Architect and urban planner Etleva Dobjani, BIG SEE Nominator and Lecturer as well as Head of the Department of Architecture and Design at Barleti University in Tirana, Albania, brings a critical academic perspective to our 2026 festival theme ‘Too much? What is just enough?’, exploring the importance of restraint and responsibility in today’s built environment.

“Just enough is not a stylistic commitment to minimalism, but a rigorous, scientific calibration of the minimum viable intervention.”

The Threshold of Necessity: Architecture as an Act of Restraint
The recurring tension between “too much” and “just enough” is the defining crisis of contemporary spatial production. In a landscape saturated by hyper-connectivity and technical surplus, the architectural act has largely shifted from solving problems to performing them. When skylines become inventories of visual noise, excess is no longer a matter of scale; it is a systemic loss of measure, a failure to recognize where an intervention should cease.

The standardized efficiency of globalization has inadvertently created a “placeless” vacuum. By prioritizing universal performance over vernacular intelligence, we have replaced site specific spatial practices with a globalized technical hegemony.
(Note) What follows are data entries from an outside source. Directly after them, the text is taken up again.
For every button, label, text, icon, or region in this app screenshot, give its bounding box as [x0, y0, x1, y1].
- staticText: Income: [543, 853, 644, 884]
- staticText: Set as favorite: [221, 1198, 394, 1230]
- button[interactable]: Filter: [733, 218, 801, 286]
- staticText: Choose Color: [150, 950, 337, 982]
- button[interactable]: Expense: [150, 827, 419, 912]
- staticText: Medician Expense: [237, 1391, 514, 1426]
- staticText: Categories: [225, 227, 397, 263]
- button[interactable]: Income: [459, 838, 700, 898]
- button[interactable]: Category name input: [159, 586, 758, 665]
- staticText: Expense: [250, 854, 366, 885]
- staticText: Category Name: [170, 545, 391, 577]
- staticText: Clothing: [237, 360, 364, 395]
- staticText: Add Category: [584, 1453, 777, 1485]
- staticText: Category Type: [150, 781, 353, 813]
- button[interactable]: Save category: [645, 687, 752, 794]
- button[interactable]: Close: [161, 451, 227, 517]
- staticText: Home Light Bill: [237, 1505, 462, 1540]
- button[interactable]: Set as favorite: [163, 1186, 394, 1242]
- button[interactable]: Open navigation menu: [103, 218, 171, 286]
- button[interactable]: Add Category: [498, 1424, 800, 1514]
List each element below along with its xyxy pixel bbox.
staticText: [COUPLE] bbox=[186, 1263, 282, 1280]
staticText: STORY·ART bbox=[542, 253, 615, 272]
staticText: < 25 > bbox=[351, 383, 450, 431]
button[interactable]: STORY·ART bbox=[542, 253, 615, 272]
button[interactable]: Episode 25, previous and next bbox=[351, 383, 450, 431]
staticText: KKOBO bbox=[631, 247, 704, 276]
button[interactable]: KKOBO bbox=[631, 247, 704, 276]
The danger here is the homogenization of human experience: a world where architecture functions everywhere but resonates nowhere.
“Just enough” is not a stylistic commitment to minimalism, but a rigorous, scientific calibration of the minimum viable intervention. It is the search for the precise moment where form achieves maximum social and atmospheric utility without descending into decorative surplus. This is the “critical threshold”, the point where an architect stops adding and begins to allow the space to inhabit its own context. It is an inquiry not into scarcity, but into the essential.

To design within this measure is to act as a mediator between global systems and local realities. It requires the courage to prioritize the human scale and the “readability” of a place over the spectacle of a render. This transition from architecture-as-performance to architecture-as-deliberate-intervention is fundamentally an ethical one. It demands a move toward environments that are not just “sustainable” in a technical sense, but are grounded, legible, and profoundly sensitive to the specificity of their own existence.